As pessoas realmente escutam?

Minhas obras permutam?

Preocupo-me, eu, ao extremo?

Desfaço-me ao realizar

Que nada que eu faço

A ninguém vá importar

Chorar eu quero

Despedaçar-me espero

Como comunicar

Que este sofrimento faz-me parte

Pois, ao observar o próximo

Que em mim vê apenas código

Perdido me acuso

E posso apenas rir do absurdo.”

Pettrovite deprimia-se ao ver o olhar risonho e debochado que algumas pessoas davam-no. Já o encontrei uma noite sentado em sua poltrona pensando sobre isso. Era uma madrugada estranhamente fria e úmida, eu havia acordado de um pesadelo estranho. Alguma coisa envolvendo uma cidade vazia e um parque. Saí do Quarto e andei até a cozinha para pegar um copo d’água e tirar o seco da garganta, quando, ao chegar no final do corredor, eu o vi sentado na poltrona, soturno. A fina luz refletida da lua e dos faróis da rua iluminavam o rosto semicoberto pela sua mão e cabelos. Ele imediatamente virou-se, assustado.

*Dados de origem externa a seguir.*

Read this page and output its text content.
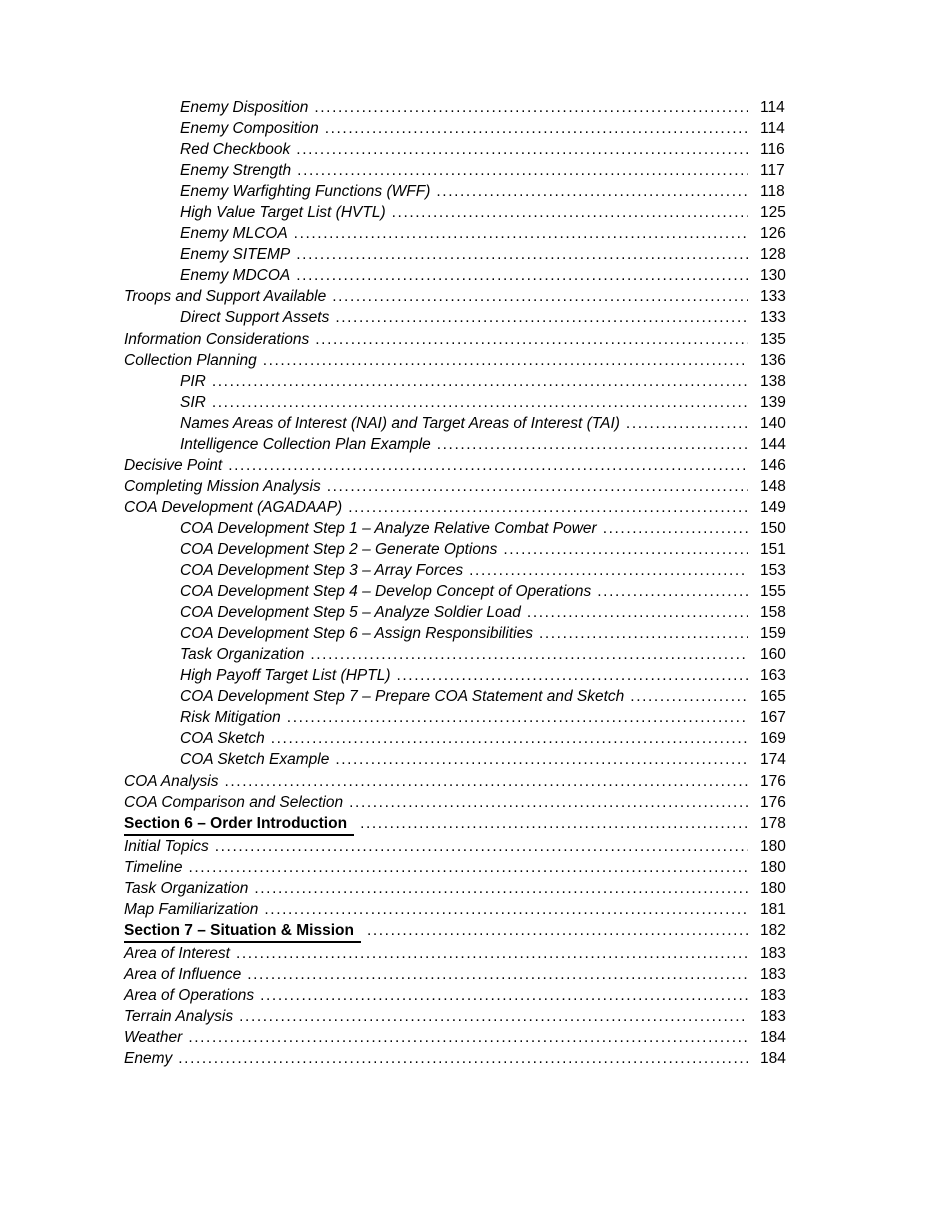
Enemy Disposition .....	114
Enemy Composition .....	114
Red Checkbook .....	116
Enemy Strength .....	117
Enemy Warfighting Functions (WFF) .....	118
High Value Target List (HVTL) .....	125
Enemy MLCOA .....	126
Enemy SITEMP .....	128
Enemy MDCOA .....	130
Troops and Support Available .....	133
Direct Support Assets .....	133
Information Considerations .....	135
Collection Planning .....	136
PIR .....	138
SIR .....	139
Names Areas of Interest (NAI) and Target Areas of Interest (TAI) .....	140
Intelligence Collection Plan Example .....	144
Decisive Point .....	146
Completing Mission Analysis .....	148
COA Development (AGADAAP) .....	149
COA Development Step 1 – Analyze Relative Combat Power .....	150
COA Development Step 2 – Generate Options .....	151
COA Development Step 3 – Array Forces .....	153
COA Development Step 4 – Develop Concept of Operations .....	155
COA Development Step 5 – Analyze Soldier Load .....	158
COA Development Step 6 – Assign Responsibilities .....	159
Task Organization .....	160
High Payoff Target List (HPTL) .....	163
COA Development Step 7 – Prepare COA Statement and Sketch .....	165
Risk Mitigation .....	167
COA Sketch .....	169
COA Sketch Example .....	174
COA Analysis .....	176
COA Comparison and Selection .....	176
Section 6 – Order Introduction .....	178
Initial Topics .....	180
Timeline .....	180
Task Organization .....	180
Map Familiarization .....	181
Section 7 – Situation & Mission .....	182
Area of Interest .....	183
Area of Influence .....	183
Area of Operations .....	183
Terrain Analysis .....	183
Weather .....	184
Enemy .....	184
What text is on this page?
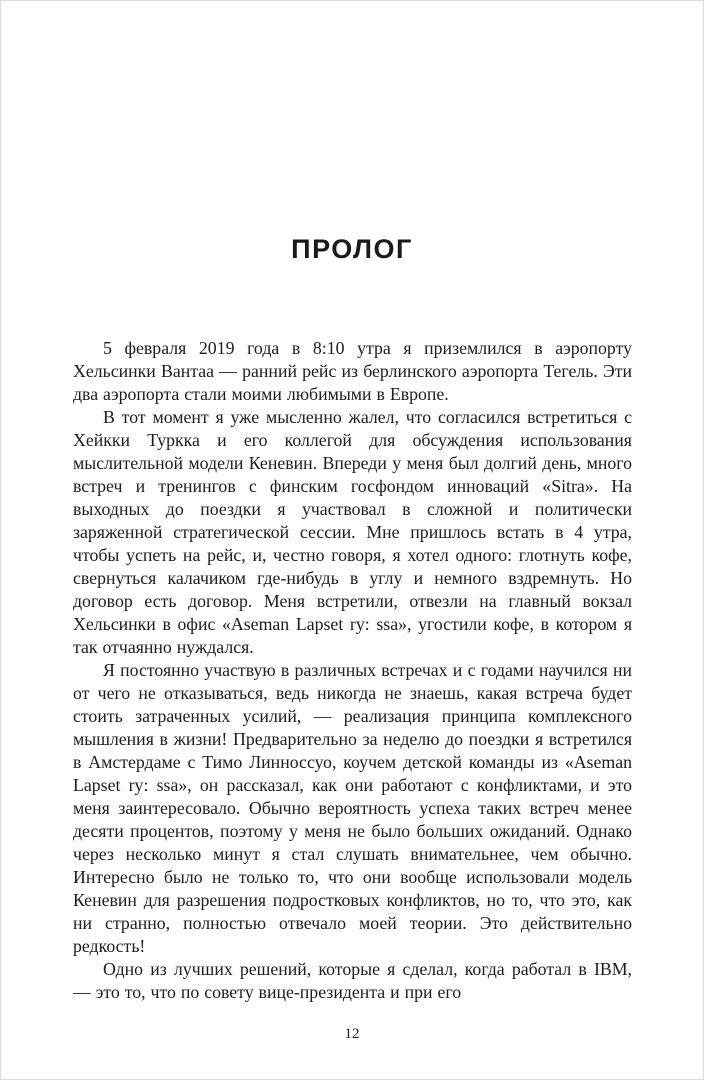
ПРОЛОГ

5 февраля 2019 года в 8:10 утра я приземлился в аэропорту Хельсинки Вантаа — ранний рейс из берлинского аэропорта Тегель. Эти два аэропорта стали моими любимыми в Европе.

В тот момент я уже мысленно жалел, что согласился встретиться с Хейкки Туркка и его коллегой для обсуждения использования мыслительной модели Кеневин. Впереди у меня был долгий день, много встреч и тренингов с финским госфондом инноваций «Sitra». На выходных до поездки я участвовал в сложной и политически заряженной стратегической сессии. Мне пришлось встать в 4 утра, чтобы успеть на рейс, и, честно говоря, я хотел одного: глотнуть кофе, свернуться калачиком где-нибудь в углу и немного вздремнуть. Но договор есть договор. Меня встретили, отвезли на главный вокзал Хельсинки в офис «Aseman Lapset ry: ssa», угостили кофе, в котором я так отчаянно нуждался.

Я постоянно участвую в различных встречах и с годами научился ни от чего не отказываться, ведь никогда не знаешь, какая встреча будет стоить затраченных усилий, — реализация принципа комплексного мышления в жизни! Предварительно за неделю до поездки я встретился в Амстердаме с Тимо Линноссуо, коучем детской команды из «Aseman Lapset ry: ssa», он рассказал, как они работают с конфликтами, и это меня заинтересовало. Обычно вероятность успеха таких встреч менее десяти процентов, поэтому у меня не было больших ожиданий. Однако через несколько минут я стал слушать внимательнее, чем обычно. Интересно было не только то, что они вообще использовали модель Кеневин для разрешения подростковых конфликтов, но то, что это, как ни странно, полностью отвечало моей теории. Это действительно редкость!

Одно из лучших решений, которые я сделал, когда работал в IBM, — это то, что по совету вице-президента и при его

12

Passamos algum tempo em silêncio, cada um encarando o outro. Na hora eu pensei que ele apenas estava tentando distinguir quem era o vulto, mas alguma coisa sempre me disse que era algo diferente. Acho que ele ficou assustado. Pettrovite nunca ficava triste. Todas as vezes que eu o via ele sempre estava animado ou tentando elaborar alguma obra de arte. Ele ali, sentado na escuridão e sozinho, parecia indefeso. Não parecia preparado. No dia seguinte ele não tocou no assunto. Como alguém que via graça no simples andar de uma pessoa poderia ficar tão triste? Depois desse dia, nunca mais o vi durante a madrugada.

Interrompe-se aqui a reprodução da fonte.